フォーボールゲームの魅力
♦ フォーボールゲームとは
フォーボールゲームは フォーサムのオルタネートショット形式とは 異なり 自分のボールを 18ホール 普通にプレーする形で ダブルスのチームゲームが進行する。そして、プロゴルファーの場合は 当然 ハンデなしの戦いになるが、アマチュアの場合は ハンデ戦で 行う方がむしろ普通である。普通のラウンド同様、個人のプレーとスコアがあり 同時に 異なるレベルのゴルファーがフォーサムを作り ハンデを付けてチーム戦のゲームを楽しめることもあって 欧米では 一般のゴルファーが 普段 仲間同士で頻繁に行なう 極めて ポピュラーなゲームである。下表は 4人の異なるハンデのプレーヤーが A/B 二つのチームに分かれて 9 ホールをハンデ戦のフォーボールゲームを戦った時の記録だが、この例を使って まずは ゲームがどのように行われるのかを説明しよう。
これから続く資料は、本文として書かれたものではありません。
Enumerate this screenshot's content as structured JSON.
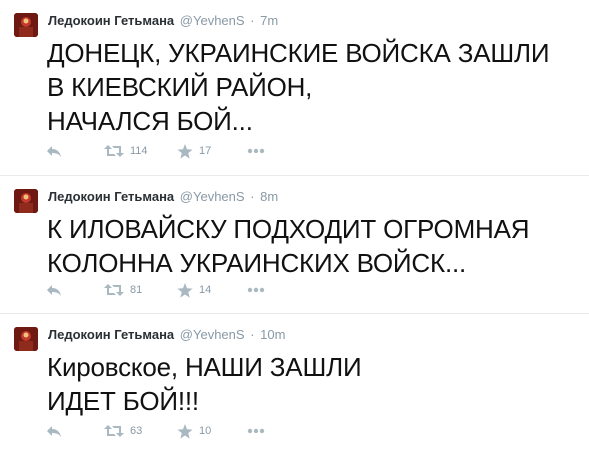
{
  "tweets": [
    {
      "author_name": "Ледокоин Гетьмана",
      "handle": "@YevhenS",
      "separator": "·",
      "time": "7m",
      "lines": [
        "ДОНЕЦК, УКРАИНСКИЕ ВОЙСКА ЗАШЛИ",
        "В КИЕВСКИЙ РАЙОН,",
        "НАЧАЛСЯ БОЙ..."
      ],
      "retweets": "114",
      "favorites": "17"
    },
    {
      "author_name": "Ледокоин Гетьмана",
      "handle": "@YevhenS",
      "separator": "·",
      "time": "8m",
      "lines": [
        "К ИЛОВАЙСКУ ПОДХОДИТ ОГРОМНАЯ",
        "КОЛОННА УКРАИНСКИХ ВОЙСК..."
      ],
      "retweets": "81",
      "favorites": "14"
    },
    {
      "author_name": "Ледокоин Гетьмана",
      "handle": "@YevhenS",
      "separator": "·",
      "time": "10m",
      "lines": [
        "Кировское, НАШИ ЗАШЛИ",
        "ИДЕТ БОЙ!!!"
      ],
      "retweets": "63",
      "favorites": "10"
    }
  ],
  "icons": {
    "reply": "reply-icon",
    "retweet": "retweet-icon",
    "favorite": "star-icon",
    "more": "more-dots-icon"
  },
  "colors": {
    "icon_gray": "#aab8c2",
    "meta_gray": "#8899a6",
    "divider": "#e8eaec"
  }
}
HL | HC | Team A | Par | Team B | W/L | ||
Player | P1 | P2 | - | P3 | P4 | - | |
HC | 5 | 13 | 7 | 11 | |||
1 | 4 | 4 | 4/3* | 4 | 4 | 5 | +1 |
2 | 5 | 4* | 5 | 4 | 5 | 4* | - |
3 | 6 | 4 | 4 | 3 | 3* | 3* | E |
4 | 1 | 5 | 6/5 | 4 | 5/4* | 6/5 | -1 |
5 | 7 | 5 | 5 | 5 | 4* | 6 | -2 |
6 | 8 | 3* | 6 | 4 | 4 | 4 | -1 |
7 | 9 | 3* | 4 | 3 | 4 | 3* | -1 |
8 | 2 | 5 | 5/4* | 5 | 5 | 6/5 | E |
9 | 3 | 5 | 5/4* | 4 | 5 | 6/5 | +1 |
Total | 38 | 44/ 40 |
36 | 39/ 38 |
43/ 40 |
+1 |
フォーボールゲームでは ベストボール 即ち 二人の良い方のネットスコアのボール (*) がカウントされるルールだが、上の例では 1番ホールでは ハンデ ホールで パーを取った P2 の ネットバーディーにより、チーム A が 1 アップ (+1) になっている。そして、途中で逆転されているが、9ホールが終わった時点では 逆転し、チーム A が 1 アップで勝利している。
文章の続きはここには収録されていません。